Sur sa page Facebook, Antoine Saucy, « journaliste-traducteur-correcteur freelance », publie le 28 juin 2024 un post à propos de la photographie de Nicolas Messyasz.

Le 4 juillet 2024, cette photo recadrée a fait la une du magazine hebdomadaire de l’Humanité, journal de gauche français fondé en 1904 par Jean Jaurès.

Il commence par suggérer que c’est le hasard qui a placé une ombre carrée au-dessus de la lèvre du possible futur Premier ministre de la République française. C’est pour lui anecdotique qu’on pense à la moustache d’Hitler. Je cite intégralement la suite de son post.

« Car le vrai sujet reste bel et bien le regard. Ces deux yeux perçants, cruels, pleins de haine, à l’exact opposé des poses officielles de campagne et des selfies mal cadrés d’adolescentes (…) ce regard plein de suffisance et de condescendance, mais aussi de la méchanceté retorse du camelot qui croit avoir harponné son prochain client naïf.

La vista du photographe a été de capter pile au bon moment cet instantané qui dit tout sur ce que le RN aurait voulu reléguer au tréfonds de l’arrière-boutique, mais que cette photo sans concession replace au beau milieu de la vitrine, reléguant au second plan la fausse complaisance tiktokée et la dégaine bien peignée de l’apprenti sans expérience qui se voit déjà derrière la cravate du patron.

En cela, cette photo révèle sa véritable force artistique, brossant un portrait en creux qui met crûment en lumière la véritable personnalité, la vacuité, la froideur, le manque d’empathie, bref l’inhumanité d’un regard qui en dit long.
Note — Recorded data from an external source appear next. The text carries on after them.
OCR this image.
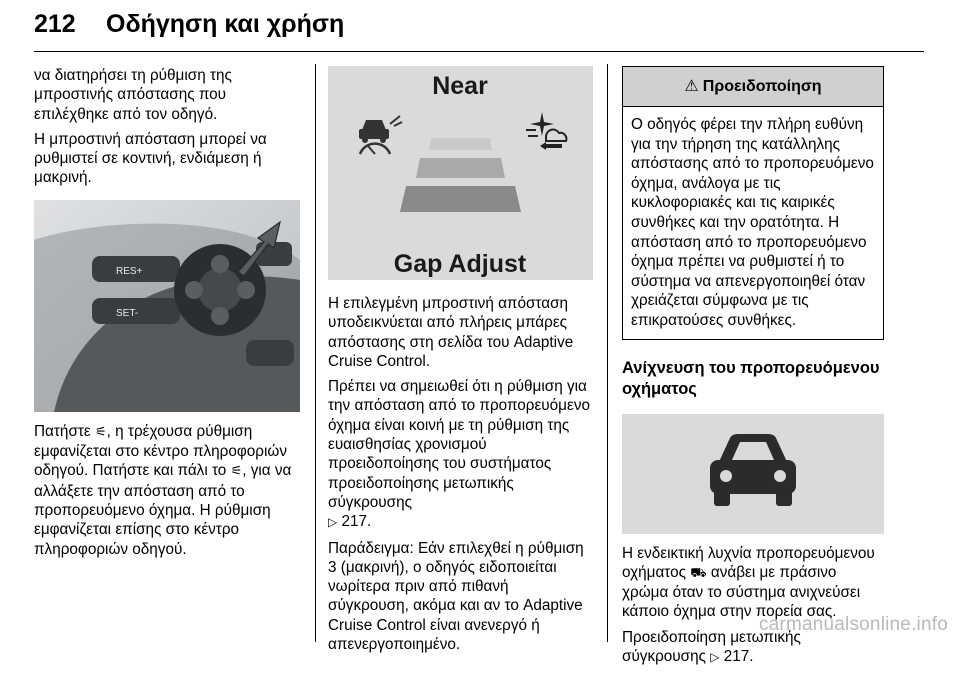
212 Οδήγηση και χρήση

να διατηρήσει τη ρύθμιση της μπροστινής απόστασης που επιλέχθηκε από τον οδηγό.

Η μπροστινή απόσταση μπορεί να ρυθμιστεί σε κοντινή, ενδιάμεση ή μακρινή.

RES+
SET-

Πατήστε ⚟, η τρέχουσα ρύθμιση εμφανίζεται στο κέντρο πληροφοριών οδηγού. Πατήστε και πάλι το ⚟, για να αλλάξετε την απόσταση από το προπορευόμενο όχημα. Η ρύθμιση εμφανίζεται επίσης στο κέντρο πληροφοριών οδηγού.

Near
Gap Adjust

Η επιλεγμένη μπροστινή απόσταση υποδεικνύεται από πλήρεις μπάρες απόστασης στη σελίδα του Adaptive Cruise Control.

Πρέπει να σημειωθεί ότι η ρύθμιση για την απόσταση από το προπορευόμενο όχημα είναι κοινή με τη ρύθμιση της ευαισθησίας χρονισμού προειδοποίησης του συστήματος προειδοποίησης μετωπικής σύγκρουσης
▷ 217.

Παράδειγμα: Εάν επιλεχθεί η ρύθμιση 3 (μακρινή), ο οδηγός ειδοποιείται νωρίτερα πριν από πιθανή σύγκρουση, ακόμα και αν το Adaptive Cruise Control είναι ανενεργό ή απενεργοποιημένο.

⚠ Προειδοποίηση
Ο οδηγός φέρει την πλήρη ευθύνη για την τήρηση της κατάλληλης απόστασης από το προπορευόμενο όχημα, ανάλογα με τις κυκλοφοριακές και τις καιρικές συνθήκες και την ορατότητα. Η απόσταση από το προπορευόμενο όχημα πρέπει να ρυθμιστεί ή το σύστημα να απενεργοποιηθεί όταν χρειάζεται σύμφωνα με τις επικρατούσες συνθήκες.
Ανίχνευση του προπορευόμενου οχήματος

Η ενδεικτική λυχνία προπορευόμενου οχήματος ⛟ ανάβει με πράσινο χρώμα όταν το σύστημα ανιχνεύσει κάποιο όχημα στην πορεία σας.

Προειδοποίηση μετωπικής σύγκρουσης ▷ 217.

carmanualsonline.info
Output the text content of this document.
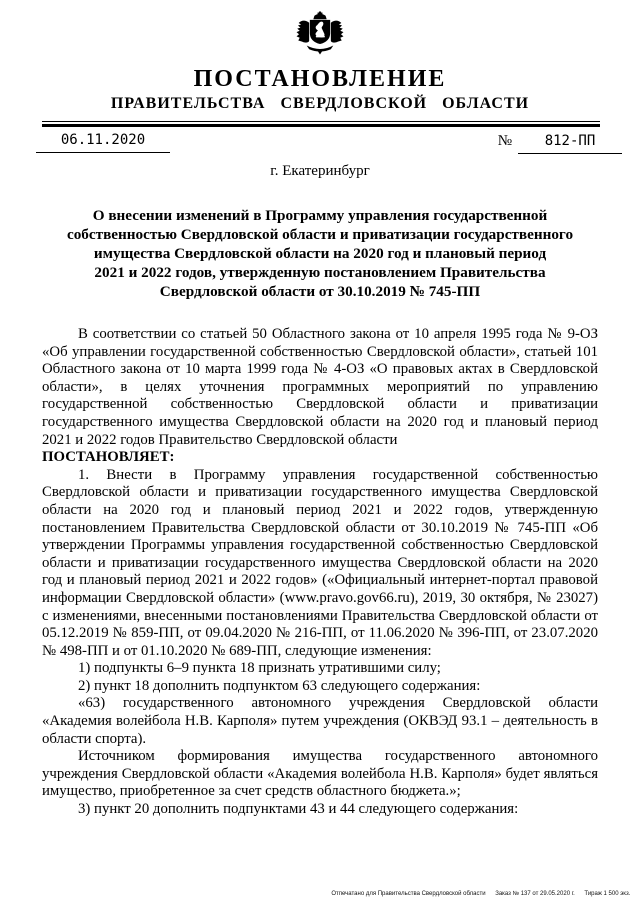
ПОСТАНОВЛЕНИЕ
ПРАВИТЕЛЬСТВА СВЕРДЛОВСКОЙ ОБЛАСТИ
06.11.2020	№ 812-ПП
г. Екатеринбург
О внесении изменений в Программу управления государственной
собственностью Свердловской области и приватизации государственного
имущества Свердловской области на 2020 год и плановый период
2021 и 2022 годов, утвержденную постановлением Правительства
Свердловской области от 30.10.2019 № 745-ПП
В соответствии со статьей 50 Областного закона от 10 апреля 1995 года № 9-ОЗ «Об управлении государственной собственностью Свердловской области», статьей 101 Областного закона от 10 марта 1999 года № 4-ОЗ «О правовых актах в Свердловской области», в целях уточнения программных мероприятий по управлению государственной собственностью Свердловской области и приватизации государственного имущества Свердловской области на 2020 год и плановый период 2021 и 2022 годов Правительство Свердловской области
ПОСТАНОВЛЯЕТ:
1. Внести в Программу управления государственной собственностью Свердловской области и приватизации государственного имущества Свердловской области на 2020 год и плановый период 2021 и 2022 годов, утвержденную постановлением Правительства Свердловской области от 30.10.2019 № 745-ПП «Об утверждении Программы управления государственной собственностью Свердловской области и приватизации государственного имущества Свердловской области на 2020 год и плановый период 2021 и 2022 годов» («Официальный интернет-портал правовой информации Свердловской области» (www.pravo.gov66.ru), 2019, 30 октября, № 23027) с изменениями, внесенными постановлениями Правительства Свердловской области от 05.12.2019 № 859-ПП, от 09.04.2020 № 216-ПП, от 11.06.2020 № 396-ПП, от 23.07.2020 № 498-ПП и от 01.10.2020 № 689-ПП, следующие изменения:
1) подпункты 6–9 пункта 18 признать утратившими силу;
2) пункт 18 дополнить подпунктом 63 следующего содержания:
«63) государственного автономного учреждения Свердловской области «Академия волейбола Н.В. Карполя» путем учреждения (ОКВЭД 93.1 – деятельность в области спорта).
Источником формирования имущества государственного автономного учреждения Свердловской области «Академия волейбола Н.В. Карполя» будет являться имущество, приобретенное за счет средств областного бюджета.»;
3) пункт 20 дополнить подпунктами 43 и 44 следующего содержания:
Отпечатано для Правительства Свердловской области Заказ № 137 от 29.05.2020 г. Тираж 1 500 экз.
Si long que même ceux qui ne connaîtraient pas le prétentieux arriviste en distinguent toutes les dimensions au premier coup d’œil.»

5 commentaires

  1. Excellent ! L’incompétent joue de son charme un peu italien, mais cette photo révèle son côté Mr. Hyde ! Ces éligibles qui ont le plus de succès par les grands partis, je me demande toujours de qui ils sont la marionnette. (Reagan, par exemple, B. Johnson, M. Thatcher, etc.)

  2. Je ne considère pas qu’il y a en Europe une vague qui nous amènerait à répéter la séquence historique qui a mené aux chambres à gaz et à la seconde guerre mondiale. Ce qu’on appelle actuellement « extrême-droite » en Europe a, me semble-t-il, la xénophobie et l’anti-écologie pour dénominateurs commun. Pour ce qui est de la xénophobie, elle est loin d’être l’apanage de ce qui est classé « extrême-droite »,de façon parfois arbitraire, par les historiens. Les propos racistes de Churchill par rapport à Gandhi? La suffisance et la violence colononialiste des Européens face aux autres « races »? Le statut de saisonnier en Suisse? L’absence de droit du sol dans de nombreux pays? Je ne sais pas comment convaincre les gens de ne pas voter RN, mais ce n’est en aucun cas en racontant que Bardella est une réincarnation d’Hitler, car cela n’est pas crédible.

    1. Merci de votre réponse. L’article ne dit absolument pas que Bordella réincarne Hitler. Je me permets d’être très inquiet du racisme ordinaire qui se développe dans l’Europe gouvernée par l’extrême-droite.

  3. Bordella ? Tiens, c’est la première fois que je vois son nom écrit ainsi, mais il se pourrait que je l’adopte, selon les circonstances 🙂 . Pour l’instant, il se ramasse des râteaux, et on dirait que Marine Le Pen le laisse sur le côté.